5 Ways to Offset Taxes with Charitable Giving
Submitted by Moneywatch Advisors on July 6th, 2020Although we’re all living through the same global pandemic, it has affected some of us more than others. By sitting on the boards of God’s Pantry Food Bank and the YMCA of Central Kentucky, I’ve seen how many in our communities are suffering economically. For instance, the need for food assistance in Lexington alone has increased almost 90% - many seeking help for the first time - since the pandemic hit. Similarly, as the Y never turns anyone away because they can’t pay – and there are more now than ever - donors’ contributions serve needs like helping kids attend summer camp and play in sports leagues.
Because of the changes to the federal tax code in 2017 most of us don’t itemize our returns anymore. If not, contributing cash offers no tax benefit. Here are some alternative ways to give and still benefit yourself at the same time:
- Gift appreciated securities: If you own stock or even a mutual fund that has appreciated considerably since you purchased it, you may gift the shares directly to the charity. You will avoid paying any capital gains tax on the appreciated amount and you can deduct the current fair market value of the security on your return. The charity can then sell the security for cash and not pay capital gains tax either.

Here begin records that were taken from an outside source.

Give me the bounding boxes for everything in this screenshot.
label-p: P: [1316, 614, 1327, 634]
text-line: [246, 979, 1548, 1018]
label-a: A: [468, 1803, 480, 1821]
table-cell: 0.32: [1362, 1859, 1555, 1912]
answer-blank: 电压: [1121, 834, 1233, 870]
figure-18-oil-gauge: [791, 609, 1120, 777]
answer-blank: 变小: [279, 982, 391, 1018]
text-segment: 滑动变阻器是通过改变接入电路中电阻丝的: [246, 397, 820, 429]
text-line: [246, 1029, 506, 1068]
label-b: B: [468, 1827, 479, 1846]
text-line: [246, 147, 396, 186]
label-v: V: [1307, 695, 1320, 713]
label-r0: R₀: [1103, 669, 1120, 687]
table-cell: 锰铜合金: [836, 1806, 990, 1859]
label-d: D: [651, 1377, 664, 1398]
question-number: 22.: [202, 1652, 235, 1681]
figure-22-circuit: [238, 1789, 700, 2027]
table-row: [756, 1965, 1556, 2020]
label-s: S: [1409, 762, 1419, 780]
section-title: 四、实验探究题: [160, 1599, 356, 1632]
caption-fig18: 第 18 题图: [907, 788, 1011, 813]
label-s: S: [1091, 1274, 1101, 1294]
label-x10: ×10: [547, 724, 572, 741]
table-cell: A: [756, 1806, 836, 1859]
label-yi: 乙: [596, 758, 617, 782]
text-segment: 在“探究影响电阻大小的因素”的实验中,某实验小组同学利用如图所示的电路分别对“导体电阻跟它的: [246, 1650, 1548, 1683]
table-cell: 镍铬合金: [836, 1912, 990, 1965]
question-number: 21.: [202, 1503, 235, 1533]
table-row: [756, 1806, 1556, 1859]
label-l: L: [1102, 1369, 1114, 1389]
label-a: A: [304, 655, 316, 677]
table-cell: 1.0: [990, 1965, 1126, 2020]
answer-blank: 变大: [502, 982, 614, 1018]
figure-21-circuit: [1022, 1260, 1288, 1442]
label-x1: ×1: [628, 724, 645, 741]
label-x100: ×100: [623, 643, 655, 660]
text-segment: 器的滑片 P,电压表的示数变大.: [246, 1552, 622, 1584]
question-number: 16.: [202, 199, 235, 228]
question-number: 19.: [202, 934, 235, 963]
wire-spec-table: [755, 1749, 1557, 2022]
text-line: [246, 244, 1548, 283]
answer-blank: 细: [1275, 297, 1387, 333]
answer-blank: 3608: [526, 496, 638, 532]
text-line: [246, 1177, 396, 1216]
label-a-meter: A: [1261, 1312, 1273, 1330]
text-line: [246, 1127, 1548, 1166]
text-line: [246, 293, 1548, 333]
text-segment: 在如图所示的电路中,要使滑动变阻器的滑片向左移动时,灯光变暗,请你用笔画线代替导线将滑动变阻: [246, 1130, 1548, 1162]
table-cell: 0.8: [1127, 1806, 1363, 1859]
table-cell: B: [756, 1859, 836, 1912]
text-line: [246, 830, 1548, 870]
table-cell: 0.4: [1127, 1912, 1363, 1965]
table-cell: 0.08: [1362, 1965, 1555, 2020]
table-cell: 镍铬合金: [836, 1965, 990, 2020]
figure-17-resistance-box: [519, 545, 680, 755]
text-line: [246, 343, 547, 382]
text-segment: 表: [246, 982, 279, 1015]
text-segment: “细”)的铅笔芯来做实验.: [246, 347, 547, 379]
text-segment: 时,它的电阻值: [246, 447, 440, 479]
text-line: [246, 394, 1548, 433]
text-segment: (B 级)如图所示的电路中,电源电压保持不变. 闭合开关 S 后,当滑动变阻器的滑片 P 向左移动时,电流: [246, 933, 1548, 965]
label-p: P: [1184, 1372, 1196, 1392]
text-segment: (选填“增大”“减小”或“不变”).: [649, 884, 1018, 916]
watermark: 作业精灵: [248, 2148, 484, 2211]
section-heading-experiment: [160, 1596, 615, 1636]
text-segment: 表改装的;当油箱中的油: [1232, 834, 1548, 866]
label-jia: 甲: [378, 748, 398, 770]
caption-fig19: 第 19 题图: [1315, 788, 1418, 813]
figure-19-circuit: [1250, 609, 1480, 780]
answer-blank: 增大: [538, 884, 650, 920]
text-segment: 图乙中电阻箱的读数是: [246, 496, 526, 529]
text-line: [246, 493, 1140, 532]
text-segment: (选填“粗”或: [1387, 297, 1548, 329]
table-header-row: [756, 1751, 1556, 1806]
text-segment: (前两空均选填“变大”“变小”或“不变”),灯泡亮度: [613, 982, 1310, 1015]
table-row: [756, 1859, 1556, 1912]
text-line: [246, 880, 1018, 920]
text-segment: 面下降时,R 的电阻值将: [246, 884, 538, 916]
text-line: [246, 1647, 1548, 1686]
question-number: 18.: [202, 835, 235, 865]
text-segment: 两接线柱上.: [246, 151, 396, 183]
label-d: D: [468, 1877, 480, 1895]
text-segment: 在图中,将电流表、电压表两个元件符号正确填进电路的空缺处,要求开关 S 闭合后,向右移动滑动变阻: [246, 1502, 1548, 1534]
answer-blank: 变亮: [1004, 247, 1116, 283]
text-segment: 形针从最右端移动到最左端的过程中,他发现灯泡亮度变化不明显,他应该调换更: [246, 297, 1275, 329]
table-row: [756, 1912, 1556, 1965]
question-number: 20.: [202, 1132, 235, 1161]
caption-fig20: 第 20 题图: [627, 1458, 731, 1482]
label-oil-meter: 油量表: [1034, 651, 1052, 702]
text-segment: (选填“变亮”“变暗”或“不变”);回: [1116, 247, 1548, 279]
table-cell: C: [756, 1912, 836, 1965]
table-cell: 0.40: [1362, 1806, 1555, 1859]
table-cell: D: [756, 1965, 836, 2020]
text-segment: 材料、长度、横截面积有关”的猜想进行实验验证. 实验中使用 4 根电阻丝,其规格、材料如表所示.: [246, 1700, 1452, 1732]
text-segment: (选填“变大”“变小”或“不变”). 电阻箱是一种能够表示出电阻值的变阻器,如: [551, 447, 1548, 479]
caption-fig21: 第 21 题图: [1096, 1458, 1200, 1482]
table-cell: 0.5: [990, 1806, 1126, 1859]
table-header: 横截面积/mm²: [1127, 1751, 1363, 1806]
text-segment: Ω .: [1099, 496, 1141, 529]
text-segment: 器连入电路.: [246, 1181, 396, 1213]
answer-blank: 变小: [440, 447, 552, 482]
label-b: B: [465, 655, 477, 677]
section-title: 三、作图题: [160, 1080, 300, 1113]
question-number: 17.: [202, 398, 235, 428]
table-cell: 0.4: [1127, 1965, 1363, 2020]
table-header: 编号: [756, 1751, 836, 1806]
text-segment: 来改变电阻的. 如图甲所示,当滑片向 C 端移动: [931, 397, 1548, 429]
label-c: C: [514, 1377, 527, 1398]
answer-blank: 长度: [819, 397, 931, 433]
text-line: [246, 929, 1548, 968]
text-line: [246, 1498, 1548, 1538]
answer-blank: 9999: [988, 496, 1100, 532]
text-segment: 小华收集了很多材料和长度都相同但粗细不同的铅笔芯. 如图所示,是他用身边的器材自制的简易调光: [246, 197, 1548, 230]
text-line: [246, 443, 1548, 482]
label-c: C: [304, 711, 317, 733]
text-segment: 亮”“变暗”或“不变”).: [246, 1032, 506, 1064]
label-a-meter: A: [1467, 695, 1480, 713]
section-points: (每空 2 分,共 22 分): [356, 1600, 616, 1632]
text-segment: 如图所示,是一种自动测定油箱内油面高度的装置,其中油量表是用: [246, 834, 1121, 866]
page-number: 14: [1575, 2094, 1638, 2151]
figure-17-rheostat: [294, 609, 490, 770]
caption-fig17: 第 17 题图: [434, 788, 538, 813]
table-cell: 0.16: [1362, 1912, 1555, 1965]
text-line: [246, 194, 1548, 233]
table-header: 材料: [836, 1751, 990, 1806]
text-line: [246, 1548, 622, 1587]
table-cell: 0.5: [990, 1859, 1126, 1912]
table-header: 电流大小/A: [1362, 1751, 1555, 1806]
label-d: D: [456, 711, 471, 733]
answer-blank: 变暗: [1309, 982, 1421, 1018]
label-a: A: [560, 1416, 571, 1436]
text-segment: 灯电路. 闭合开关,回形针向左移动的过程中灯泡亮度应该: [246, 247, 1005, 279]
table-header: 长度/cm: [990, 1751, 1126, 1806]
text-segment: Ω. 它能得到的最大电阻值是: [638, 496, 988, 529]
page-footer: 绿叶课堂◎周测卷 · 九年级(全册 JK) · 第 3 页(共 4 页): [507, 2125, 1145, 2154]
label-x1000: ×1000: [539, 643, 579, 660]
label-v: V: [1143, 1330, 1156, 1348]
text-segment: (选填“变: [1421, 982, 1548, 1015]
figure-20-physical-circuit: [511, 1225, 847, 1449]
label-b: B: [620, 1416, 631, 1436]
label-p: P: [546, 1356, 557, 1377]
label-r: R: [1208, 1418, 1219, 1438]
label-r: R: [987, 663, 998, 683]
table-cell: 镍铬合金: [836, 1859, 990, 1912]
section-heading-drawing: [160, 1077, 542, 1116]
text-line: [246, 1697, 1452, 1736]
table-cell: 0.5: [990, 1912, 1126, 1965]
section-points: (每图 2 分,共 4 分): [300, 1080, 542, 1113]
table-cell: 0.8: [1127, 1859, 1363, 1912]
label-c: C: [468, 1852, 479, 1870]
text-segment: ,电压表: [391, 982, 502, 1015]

- Qualified charitable distribution: You may donate money directly from your IRA to a charity if you are at least 70 1/2. Normally, when you take a withdrawal from your IRA you are taxed on that amount. If you donate to a charity directly from your IRA, however, you pay no tax. If you are already taking Required Minimum Distributions (RMDs) from your IRA, you get the double benefit of paying no tax and satisfying your RMD for the year. Note: Congress eliminated the need for RMDs during 2020 due to Covid-19.
- Charitable Remainder Trust: If you’d like to gift to your favorite charity upon your death, you can establish a trust that provides you income during your lifetime and then transfers the assets in the trust to the charity at death. After transferring the appreciated asset to the trust – stock or even real estate – you can sell it and avoid capital gains tax. You deduct the donation from your taxes and reinvest the proceeds, which then provides the income throughout your lifetime.
- Charitable Lead Trust: This is just the opposite in that the charity of your choice will receive the income during your lifetime and your chosen beneficiary will inherit the asset at your death. This is a good choice if you’d like to see the benefits of your gift in action during your lifetime.
- Donor-advised fund: If you’d like to support several charities over time this may be a good option. You can contribute either cash or securities, receive a charitable deduction in the year you donate, and then the proceeds may be paid out over several years to several charities.
For unto whomsoever much is given, of him shall be much required – Luke 12:48.